Unicode in Python 3#

Python 3 has:

  • strings - an immutable sequence of Unicode characters. Type string (str) is used to store these characters

  • bytes - an immutable sequence of bytes. Type bytes is used for storage

Strings#

Examples of strings:

In [11]: hi = 'привет'

In [12]: hi
Out[12]: 'привет'

In [15]: type(hi)
Out[15]: str

In [13]: beautiful = 'schön'

In [14]: beautiful
Out[14]: 'schön'

Since strings are a sequence of Unicode codes you can write a string in different ways.

Unicode symbol can be written using its name:

In [1]: "\N{LATIN SMALL LETTER O WITH DIAERESIS}"
Out[1]: 'ö'

Or by using this format:

In [4]: "\u00F6"
Out[4]: 'ö'

You can write a string as a sequence of Unicode codes:

In [19]: hi1 = 'привет'

In [20]: hi2 = '\u043f\u0440\u0438\u0432\u0435\u0442'

In [21]: hi2
Out[21]: 'привет'

In [22]: hi1 == hi2
Out[22]: True

In [23]: len(hi2)
Out[23]: 6

Function ord() returns value of Unicode code for character:

In [6]: ord('ö')
Out[6]: 246

Function chr() returns Unicode character that corresponds to the code:

In [7]: chr(246)
Out[7]: 'ö'

Bytes#

Bytes are an immutable sequence of bytes.

Bytes are denoted in the same way as strings but with addition of letter b before string:

In [30]: b1 = b'\xd0\xb4\xd0\xb0'

In [31]: b2 = b"\xd0\xb4\xd0\xb0"

In [32]: b3 = b'''\xd0\xb4\xd0\xb0'''

In [36]: type(b1)
Out[36]: bytes

In [37]: len(b1)
Out[37]: 4

In Python, bytes that correspond to ASCII symbols are displayed as these symbols, not as their corresponding bytes.
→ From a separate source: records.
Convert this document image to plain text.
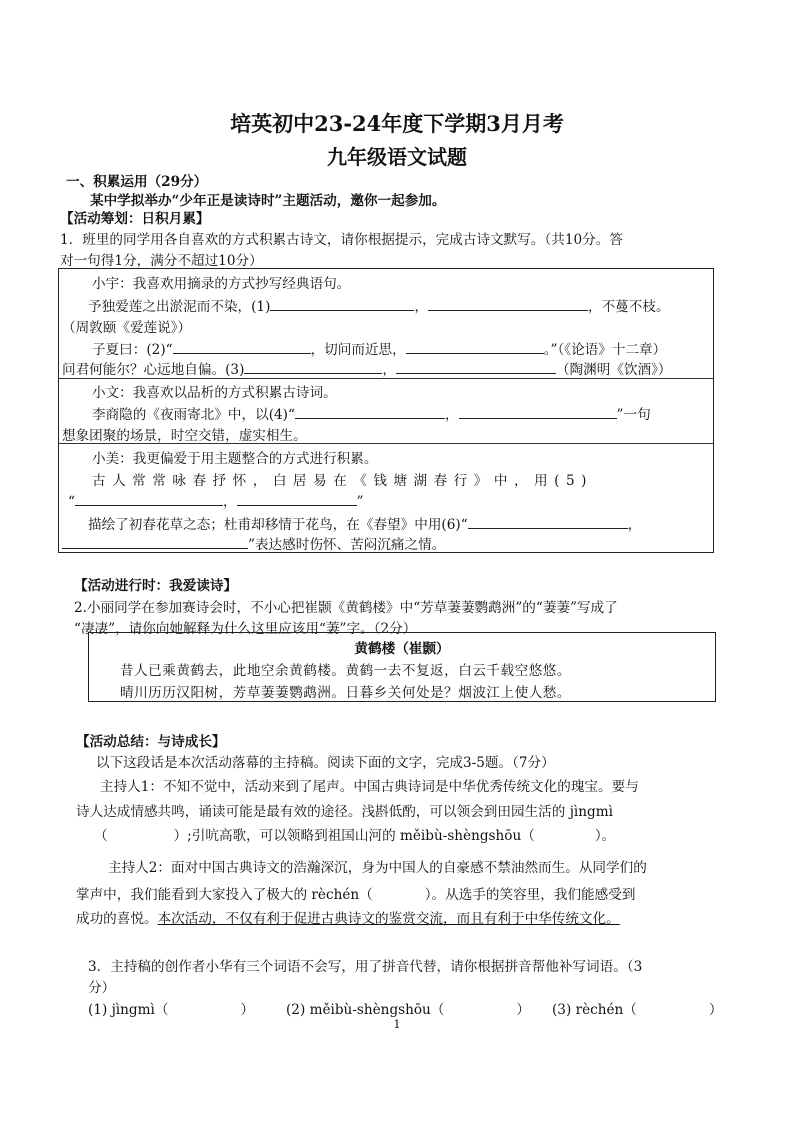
培英初中23-24年度下学期3月月考
九年级语文试题
一、积累运用（29分）
某中学拟举办“少年正是读诗时”主题活动，邀你一起参加。
【活动筹划：日积月累】
1．班里的同学用各自喜欢的方式积累古诗文，请你根据提示，完成古诗文默写。（共10分。答
对一句得1分，满分不超过10分）
小宇：我喜欢用摘录的方式抄写经典语句。
予独爱莲之出淤泥而不染，(1)	，	，不蔓不枝。
（周敦颐《爱莲说》）
子夏曰：(2)“	，切问而近思，	。”（《论语》十二章）
问君何能尔？心远地自偏。(3)	，	（陶渊明《饮酒》）
小文：我喜欢以品析的方式积累古诗词。
李商隐的《夜雨寄北》中，以(4)“	，	”一句
想象团聚的场景，时空交错，虚实相生。
小美：我更偏爱于用主题整合的方式进行积累。
古人常常咏春抒怀，白居易在《钱塘湖春行》中，用(5)
“	，	”
描绘了初春花草之态；杜甫却移情于花鸟，在《春望》中用(6)“	，
”表达感时伤怀、苦闷沉痛之情。
【活动进行时：我爱读诗】
2.小丽同学在参加赛诗会时，不小心把崔颢《黄鹤楼》中“芳草萋萋鹦鹉洲”的“萋萋”写成了
“凄凄”，请你向她解释为什么这里应该用“萋”字。（2分）
黄鹤楼（崔颢）
昔人已乘黄鹤去，此地空余黄鹤楼。黄鹤一去不复返，白云千载空悠悠。
晴川历历汉阳树，芳草萋萋鹦鹉洲。日暮乡关何处是？烟波江上使人愁。
【活动总结：与诗成长】
以下这段话是本次活动落幕的主持稿。阅读下面的文字，完成3-5题。（7分）
主持人1：不知不觉中，活动来到了尾声。中国古典诗词是中华优秀传统文化的瑰宝。要与
诗人达成情感共鸣，诵读可能是最有效的途径。浅斟低酌，可以领会到田园生活的 jìngmì
（	）;引吭高歌，可以领略到祖国山河的 měibù-shèngshōu（	）。
主持人2：面对中国古典诗文的浩瀚深沉，身为中国人的自豪感不禁油然而生。从同学们的
掌声中，我们能看到大家投入了极大的 rèchén（	）。从选手的笑容里，我们能感受到
成功的喜悦。本次活动，不仅有利于促进古典诗文的鉴赏交流，而且有利于中华传统文化。
3．主持稿的创作者小华有三个词语不会写，用了拼音代替，请你根据拼音帮他补写词语。（3
分）
(1) jìngmì（	） (2) měibù-shèngshōu（	） (3) rèchén（	）
1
This may be a bit confusing but it is always possible to recognize bytes type by letter b:

In [38]: bytes1 = b'hello'

In [39]: bytes1
Out[39]: b'hello'

In [40]: len(bytes1)
Out[40]: 5

In [41]: bytes1.hex()
Out[41]: '68656c6c6f'

In [42]: bytes2 = b'\x68\x65\x6c\x6c\x6f'

In [43]: bytes2
Out[43]: b'hello'

If you try to write not an ASCII character in a byte literal, an error will occur:

In [44]: bytes3 = b'привет'
  File "<ipython-input-44-dc8b23504fa7>", line 1
    bytes3 = b'привет'
            ^
SyntaxError: bytes can only contain ASCII literal characters.